‘I Guess I Started Working Thursday at 5:00 a.m. and Have Been Working Straight Through’

By Chris Ariens 

Friday night capped off a long week for local, state and federal investigators, the people of Watertown, Cambridge and Boston and the media covering the manhunt for 19-year-old Dzhokhar Tsarnaev and this longer than most week in Boston. A few of the correspondents still on the scene last night had put in some of the longest days in a long time. “I guess I started working thursday at 5:00 a.m. and have been working straight through,” said NBC’s Kerry Sanders, a Boston area native, not long after Tsarnaev was taken into custody last night. “It’s hard to keep clear everything that’s been going on.”

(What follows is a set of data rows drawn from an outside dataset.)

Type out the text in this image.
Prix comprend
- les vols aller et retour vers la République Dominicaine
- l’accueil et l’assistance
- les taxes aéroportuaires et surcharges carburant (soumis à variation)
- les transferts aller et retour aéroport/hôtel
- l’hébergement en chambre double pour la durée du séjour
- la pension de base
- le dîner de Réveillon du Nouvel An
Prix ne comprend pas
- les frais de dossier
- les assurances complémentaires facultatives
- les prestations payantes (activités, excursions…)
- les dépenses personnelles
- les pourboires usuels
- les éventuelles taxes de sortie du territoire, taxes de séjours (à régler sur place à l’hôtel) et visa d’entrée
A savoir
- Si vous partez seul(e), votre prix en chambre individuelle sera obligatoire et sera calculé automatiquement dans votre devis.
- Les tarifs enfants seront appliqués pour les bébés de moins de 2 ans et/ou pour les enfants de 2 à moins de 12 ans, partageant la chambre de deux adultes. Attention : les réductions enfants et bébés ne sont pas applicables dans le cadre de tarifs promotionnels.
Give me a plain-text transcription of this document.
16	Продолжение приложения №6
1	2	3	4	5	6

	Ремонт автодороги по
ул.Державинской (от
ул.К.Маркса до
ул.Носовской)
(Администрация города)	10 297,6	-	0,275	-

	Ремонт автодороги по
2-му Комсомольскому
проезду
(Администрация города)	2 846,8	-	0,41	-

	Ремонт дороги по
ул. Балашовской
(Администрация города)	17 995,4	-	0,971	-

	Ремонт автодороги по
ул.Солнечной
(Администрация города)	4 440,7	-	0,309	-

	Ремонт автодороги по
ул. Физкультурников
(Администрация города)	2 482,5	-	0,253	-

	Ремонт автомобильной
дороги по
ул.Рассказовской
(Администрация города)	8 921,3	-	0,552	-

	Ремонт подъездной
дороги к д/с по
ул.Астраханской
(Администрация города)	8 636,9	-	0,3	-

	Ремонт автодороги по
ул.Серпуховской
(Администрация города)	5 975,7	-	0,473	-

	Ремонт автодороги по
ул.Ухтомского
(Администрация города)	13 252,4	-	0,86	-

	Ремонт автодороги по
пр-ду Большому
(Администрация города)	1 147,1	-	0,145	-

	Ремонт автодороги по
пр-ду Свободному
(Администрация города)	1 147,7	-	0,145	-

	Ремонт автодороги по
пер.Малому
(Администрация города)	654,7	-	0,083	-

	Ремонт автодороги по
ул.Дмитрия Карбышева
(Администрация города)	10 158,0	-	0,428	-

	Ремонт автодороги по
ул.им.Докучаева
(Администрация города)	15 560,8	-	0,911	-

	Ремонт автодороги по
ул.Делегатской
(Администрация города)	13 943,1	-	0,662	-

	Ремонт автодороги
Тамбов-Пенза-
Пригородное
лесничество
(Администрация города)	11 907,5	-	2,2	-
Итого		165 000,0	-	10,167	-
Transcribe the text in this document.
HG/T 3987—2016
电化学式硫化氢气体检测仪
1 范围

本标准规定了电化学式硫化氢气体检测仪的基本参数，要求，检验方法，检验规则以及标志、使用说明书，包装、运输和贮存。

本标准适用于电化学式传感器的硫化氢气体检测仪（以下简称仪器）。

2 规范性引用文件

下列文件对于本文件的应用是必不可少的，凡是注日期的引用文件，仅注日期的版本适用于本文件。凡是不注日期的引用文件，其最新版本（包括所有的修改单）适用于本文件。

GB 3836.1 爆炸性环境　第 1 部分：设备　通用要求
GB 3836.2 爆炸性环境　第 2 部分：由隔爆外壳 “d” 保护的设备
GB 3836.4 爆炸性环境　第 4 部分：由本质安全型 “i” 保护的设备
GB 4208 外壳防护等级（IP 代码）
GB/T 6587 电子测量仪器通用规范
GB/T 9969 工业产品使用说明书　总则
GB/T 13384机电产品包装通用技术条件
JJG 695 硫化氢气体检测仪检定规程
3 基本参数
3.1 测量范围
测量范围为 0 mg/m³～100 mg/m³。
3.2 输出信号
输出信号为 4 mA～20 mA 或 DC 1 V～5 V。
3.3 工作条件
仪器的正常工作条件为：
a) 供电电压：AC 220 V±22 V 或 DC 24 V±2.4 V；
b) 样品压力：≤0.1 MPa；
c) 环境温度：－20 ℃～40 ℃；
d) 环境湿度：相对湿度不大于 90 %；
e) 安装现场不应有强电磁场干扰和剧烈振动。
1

CNN’s Jake Tapper began reporting Thursday morning too, through the chaotic overnight events of Friday morning, into late Friday afternoon. FNC’s Bill Hemmer reported for about 32 hours straight Thursday into Friday. And NBC’s Lester Holt, stationed in Watertown, a city which had been under siege all day, finally jubilant as local, state and federal officials made their way out of town. “They were preparing for the worst. Now they are basking in the applause of the crowd. I may be punchy because I have gone 40-some hours without sleep,” said Holt, adding, “I have a big grin on my face. This does take me back to one of the very few good memories of the time related around 9/11. That was when we recognized the hard job our first responders do. They got their credit. That’s what we are seeing here in Watertown tonight.”

Holt, Sanders and dozens of other correspondents and anchors — network and local — who’ve worked long hours all week, are back on the air this morning as the full investigation into the bombings gets underway.